Twilight Zone Morning

Jan 28, 2008 16:53

I had to slap myself when I saw the front-page headline in this morning's Globe and Mail. "Brutal Indonesian dictator dies at 86", read the headline and the obituary opened as follows.

Suharto of Indonesia, whose 32-year dictatorship was one of the most brutal and corrupt of the 20th century, dies yesterday in Jakarta. He was 86.

He was the world's most successful kleptocrat and, some say, a mass murderer, who ruled Indonesia with strong-arm techniques he learned at the knee of the Kempeitai, Japan's equvalent of the Gestapo during the Second World War. [My italics.]
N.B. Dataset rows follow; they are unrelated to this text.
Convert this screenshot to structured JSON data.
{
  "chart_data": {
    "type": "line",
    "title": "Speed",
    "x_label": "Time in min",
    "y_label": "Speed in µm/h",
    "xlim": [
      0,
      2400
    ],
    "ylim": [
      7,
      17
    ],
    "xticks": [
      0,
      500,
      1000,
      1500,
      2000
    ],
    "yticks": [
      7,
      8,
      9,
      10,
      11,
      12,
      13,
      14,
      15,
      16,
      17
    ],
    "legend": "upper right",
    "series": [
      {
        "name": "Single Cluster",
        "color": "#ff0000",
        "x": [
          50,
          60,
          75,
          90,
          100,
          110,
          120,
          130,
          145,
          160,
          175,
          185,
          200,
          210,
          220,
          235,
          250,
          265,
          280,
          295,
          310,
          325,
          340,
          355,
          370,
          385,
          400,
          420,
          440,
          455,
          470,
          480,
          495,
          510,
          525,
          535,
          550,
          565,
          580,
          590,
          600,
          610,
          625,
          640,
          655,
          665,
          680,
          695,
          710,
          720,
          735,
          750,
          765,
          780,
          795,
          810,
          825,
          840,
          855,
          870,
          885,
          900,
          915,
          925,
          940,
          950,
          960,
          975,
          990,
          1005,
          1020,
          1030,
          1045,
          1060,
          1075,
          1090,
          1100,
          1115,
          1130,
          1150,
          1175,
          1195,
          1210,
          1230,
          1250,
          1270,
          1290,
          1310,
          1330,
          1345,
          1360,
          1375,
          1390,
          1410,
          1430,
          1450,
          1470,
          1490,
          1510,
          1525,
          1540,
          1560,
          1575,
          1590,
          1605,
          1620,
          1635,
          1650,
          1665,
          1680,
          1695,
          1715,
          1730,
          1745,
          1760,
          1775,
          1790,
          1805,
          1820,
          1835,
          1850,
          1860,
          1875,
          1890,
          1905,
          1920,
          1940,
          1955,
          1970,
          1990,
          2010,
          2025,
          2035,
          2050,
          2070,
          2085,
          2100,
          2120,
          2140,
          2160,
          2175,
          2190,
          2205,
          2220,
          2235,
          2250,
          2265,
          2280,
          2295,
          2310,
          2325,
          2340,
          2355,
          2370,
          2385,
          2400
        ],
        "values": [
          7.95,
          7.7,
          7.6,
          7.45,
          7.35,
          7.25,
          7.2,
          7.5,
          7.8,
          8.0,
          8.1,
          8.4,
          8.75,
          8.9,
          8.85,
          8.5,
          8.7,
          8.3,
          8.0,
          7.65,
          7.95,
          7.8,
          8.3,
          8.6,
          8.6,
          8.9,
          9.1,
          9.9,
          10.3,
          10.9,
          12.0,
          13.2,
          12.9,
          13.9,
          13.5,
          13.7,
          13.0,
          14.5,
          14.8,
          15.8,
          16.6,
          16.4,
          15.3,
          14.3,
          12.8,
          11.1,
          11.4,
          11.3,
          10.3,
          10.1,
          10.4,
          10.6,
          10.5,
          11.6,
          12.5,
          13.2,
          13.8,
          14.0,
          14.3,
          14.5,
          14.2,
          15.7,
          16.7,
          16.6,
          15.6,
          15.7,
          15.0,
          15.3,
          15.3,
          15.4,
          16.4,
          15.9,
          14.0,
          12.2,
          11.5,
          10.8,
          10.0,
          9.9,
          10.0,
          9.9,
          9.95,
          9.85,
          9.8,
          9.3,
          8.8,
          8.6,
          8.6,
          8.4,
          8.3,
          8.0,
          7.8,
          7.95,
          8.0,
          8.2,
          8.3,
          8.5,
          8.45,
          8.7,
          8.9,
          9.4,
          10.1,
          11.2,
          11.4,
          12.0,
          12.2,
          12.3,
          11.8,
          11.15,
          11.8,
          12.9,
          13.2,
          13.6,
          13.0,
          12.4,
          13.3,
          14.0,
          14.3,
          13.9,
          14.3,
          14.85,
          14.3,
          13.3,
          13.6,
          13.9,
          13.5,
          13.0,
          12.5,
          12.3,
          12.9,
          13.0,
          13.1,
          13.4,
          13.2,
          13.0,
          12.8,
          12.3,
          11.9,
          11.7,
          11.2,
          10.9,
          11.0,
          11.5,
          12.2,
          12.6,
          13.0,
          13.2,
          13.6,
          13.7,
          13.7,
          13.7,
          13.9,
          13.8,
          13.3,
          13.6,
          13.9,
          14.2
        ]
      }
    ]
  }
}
With the except of the phrase, some say, that was one of the most accurate openings to an obituary I can remember seeing in the mainstream press in a long time - and maybe ever. Which might explain why the online version is a little weaker, shorn of the editorial words, "brutal" and "corrupt". But still, if you're unaware of this monster, who ruled Indonesia for 32 years and who, as a great friend did indeed oversee the murder of millions, the above-noted piece will come as quite an eye-opener, especially for any of you Canucks who like to think our international politics are ever so much cleaner than those of our American cousins.

Good riddance to bad rubbish, but as others have pointed out (see lopukhov's impassioned diatribe as an example), there is something dis-heartening in the fact that he died without ever have had to face justice for his crimes.